Minimum Error Entropy Classification by Joaquim P. Marques de Sá, Luís M.A. Silva, Jorge M.F.

This publication explains the minimal mistakes entropy (MEE) thought utilized to info class machines. Theoretical effects at the internal workings of the MEE inspiration, in its software to fixing quite a few category difficulties, are offered within the wider realm of threat functionals.

Researchers and practitioners additionally locate within the e-book a close presentation of useful info classifiers utilizing MEE. those comprise multi‐layer perceptrons, recurrent neural networks, complexvalued neural networks, modular neural networks, and selection bushes. A clustering set of rules utilizing a MEE‐like suggestion can be awarded. Examples, assessments, overview experiments and comparability with related machines utilizing vintage methods, supplement the descriptions.

Xn ) from some continuous distribution with density f (x), its estimate can be obtained in an efficient way by the Parzen window method (see Appendix E), which produces the estimate 1 fˆ(x) ≡ fˆn (x) = n n j=1 1 K h x − xj h = 1 n n Kh (x − xj ) . 2) j=1 This estimate is also known as kernel density estimate (KDE). Properties and optimal choice of the bandwidth h for a kernel function K are discussed in Appendix E, √ where the justification to use the Gaussian kernel Gh (x) = exp(−x2 /2h2 )/( 2πh) is also provided.

5 0 1 Fig. 9 Contours of equal-LM SE for ω0 instances. Darker tones correspond to smaller values. , to the min Pe issue? The answer to this question is not easy even when we restrict the classes of (X, T ) distributions and the classifier families under consideration. On one hand, none of the previously discussed risk functionals provides, in general, the min Pe solution (although they can achieve that in particular cases); on the other hand, there is no theoretical evidence precluding the existence of a risk functional that would always provide the min Pe solution.
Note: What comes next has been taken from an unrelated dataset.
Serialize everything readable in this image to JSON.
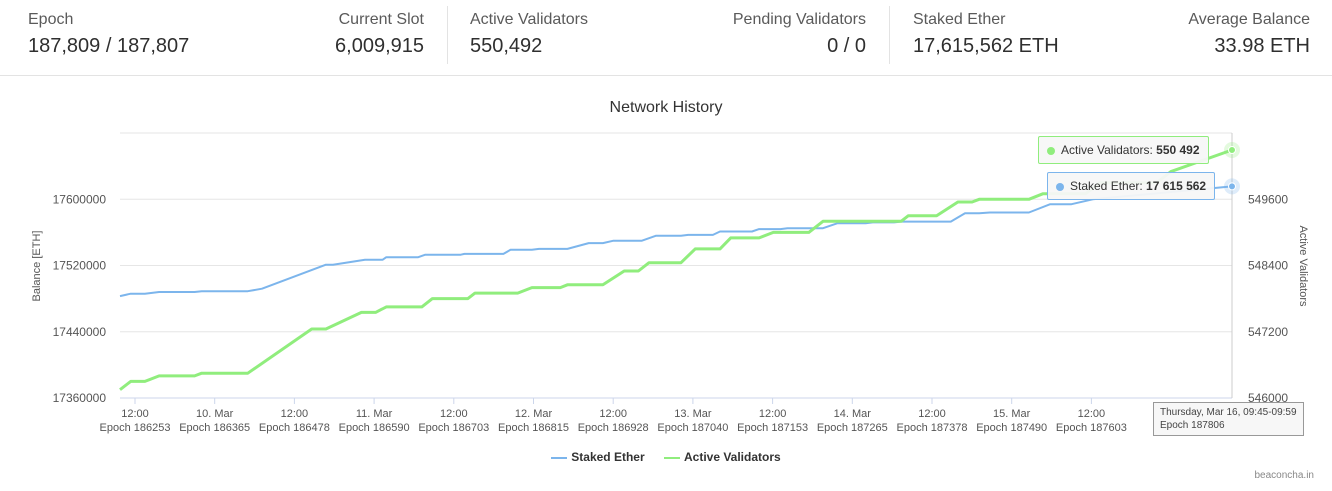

In general practice, however, this radiant scenario is far from being met for the following main reasons: 1. The classifier must be able to provide a good approximation of the conditional expectations E[Tk |x]. , more hidden neurons in the case of MLPs) than is adequate for a good generalization of its performance. ˆ MSE . This 2. The training algorithm must be able to reach the minimum of R is a thorny issue, since one will never know whether the training process converged to a global minimum or to a local minimum instead.